The fact that programs only have a single execution path makes WCET analysis trivial: First, path analysis is superfluous: observing the execution path of any code execution with any input data yields the singleton execution path. Second, the analysis does not need complex and accurate hardware timing models for static WCET analysis. Since programs following this paradigm only have a single path, this singleton path is necessarily the worst-case path. Thus, obtaining the WCET by measurements is possible (either by measurements on the target or on a cycle-accurate hardware simulator) and there is no need to build any specific tools for static analysis. The latter also provides a solution to dealing with new hardware features in the analysis (see above). As the WCET analysis of single-path programs does not require hardware modelling, software developers do not have to wait until tool vendors incorporate the new features into their models in order to perform WCET analysis for their new platforms.

### 4 Conclusion

"Is WCET analysis a non-problem?" is the question posed in the title. To answer this question we investigated whether highly sophisticated WCET analysis techniques are the correct way to deal with the complexity of task timing analysis. We discussed hardware and code design practices that cause complexity and proposed an alternative memory architecture and the single-path programming paradigm as possible ways out.

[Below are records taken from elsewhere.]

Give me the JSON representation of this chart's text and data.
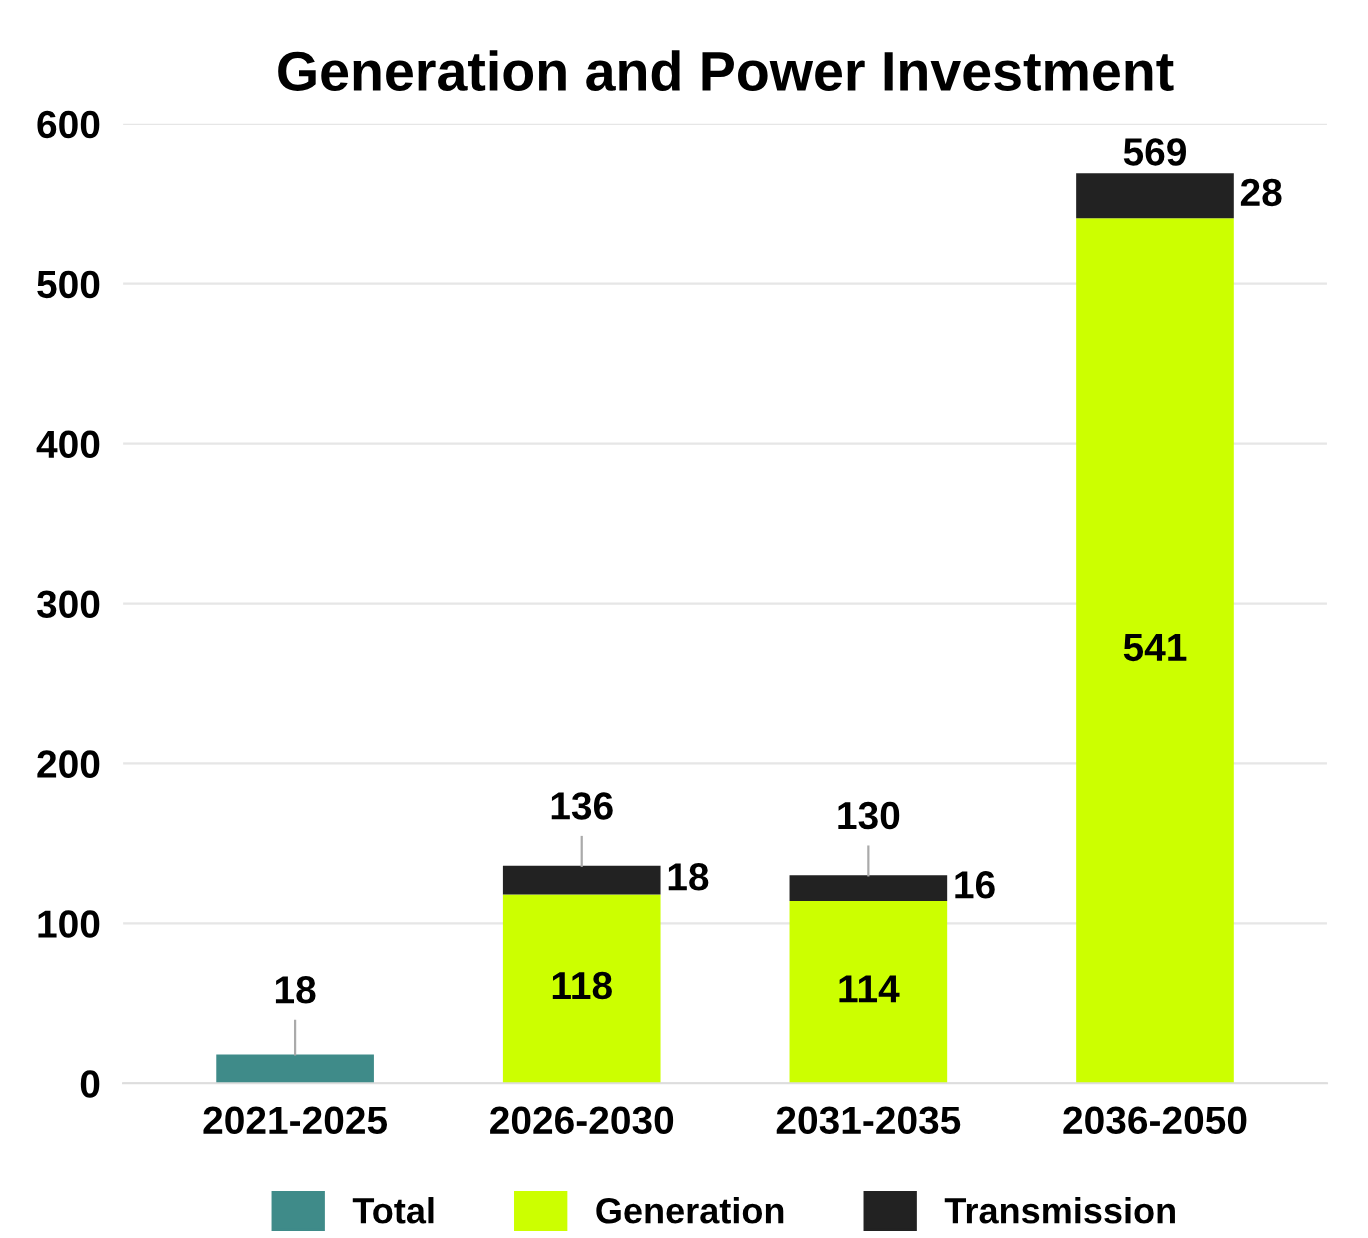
{
  "chart_data": {
    "type": "bar",
    "title": "Generation and Power Investment",
    "categories": [
      "2021-2025",
      "2026-2030",
      "2031-2035",
      "2036-2050"
    ],
    "series": [
      {
        "name": "Total",
        "color": "#3f8b89",
        "values": [
          18,
          null,
          null,
          null
        ]
      },
      {
        "name": "Generation",
        "color": "#ccff00",
        "values": [
          null,
          118,
          114,
          541
        ]
      },
      {
        "name": "Transmission",
        "color": "#222222",
        "values": [
          null,
          18,
          16,
          28
        ]
      }
    ],
    "stacked": true,
    "data_labels": true,
    "totals": [
      null,
      "136",
      "130",
      "569"
    ],
    "ylim": [
      0,
      600
    ],
    "yticks": [
      0,
      100,
      200,
      300,
      400,
      500,
      600
    ],
    "grid": "y",
    "legend": "bottom"
  }
}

The answer to the original question seems to be "Yes and No": As long as real-time code is coded for speed rather than temporal predictabiliy and hardware manufacturers continue to use memory hierarchies that rely on speculation then the answer is "no" — and we will certainly have to deal with such systems for at least one more decade. On the other hand, if people become aware of the importance of temporal predictability and build systems correspondingly, then WCET analysis indeed becomes trivial. So the new question to ask is if it will be possible to convince both hardware manufacturers and code designers to change their way of thinking and put temporal predictability first.

#### Acknowledgments

The author would like to thank Raimund Kirner for his valuable comments on an earlier version of the paper and the participants of the 2nd Euromicro WCET workshop for their valuable feedback and discussions.

#### References

- J. Allen, K. Kennedy, C. Porterfield, and J. Warren. Conversion of Control Dependence to Data Dependence. In *Proc. 10th ACM Symposium on Principles of Programming Languages*, pages 177–189, Jan. 1983.
- [2] M. Lee, S. Min, C. Park, Y. Bae, H. Shin, and C. Kim. A Dual-mode Instruction Prefetch Scheme for Improved Worst Case and Average Case Program Execution Times. In *Proc. 14th Real-Time Systems Symposium*, pages 98–105, 1993.
- [3] T. Lundqvist and P. Stenström. Timing Anomalies in Dynamically Scheduled Microprocessors. In *Proc.* 20th IEEE Real-Time Systems Symposium, pages 12– 21, Dec. 1999.
- [4] P. Puschner. Transforming Execution-Time Boundable Code into Temporally Precdictable Code. In Proc. IFIP World Computer Congress, Stream on Distributed and Parallel Embedded Systems, Aug. 2002.
- [5] P. Puschner and A. Burns. Guest Editorial: A Review of Worst-Case Execution-Time Analysis. *Real-Time Systems*, 18(2/3):115–127, May 2000.
- [6] P. Puschner and A. Burns. Writing Temporally Predictable Code. In Proc. 7th IEEE International Workshop on Object-Oriented Real-Time Dependable Systems, pages 85–91, Jan. 2002.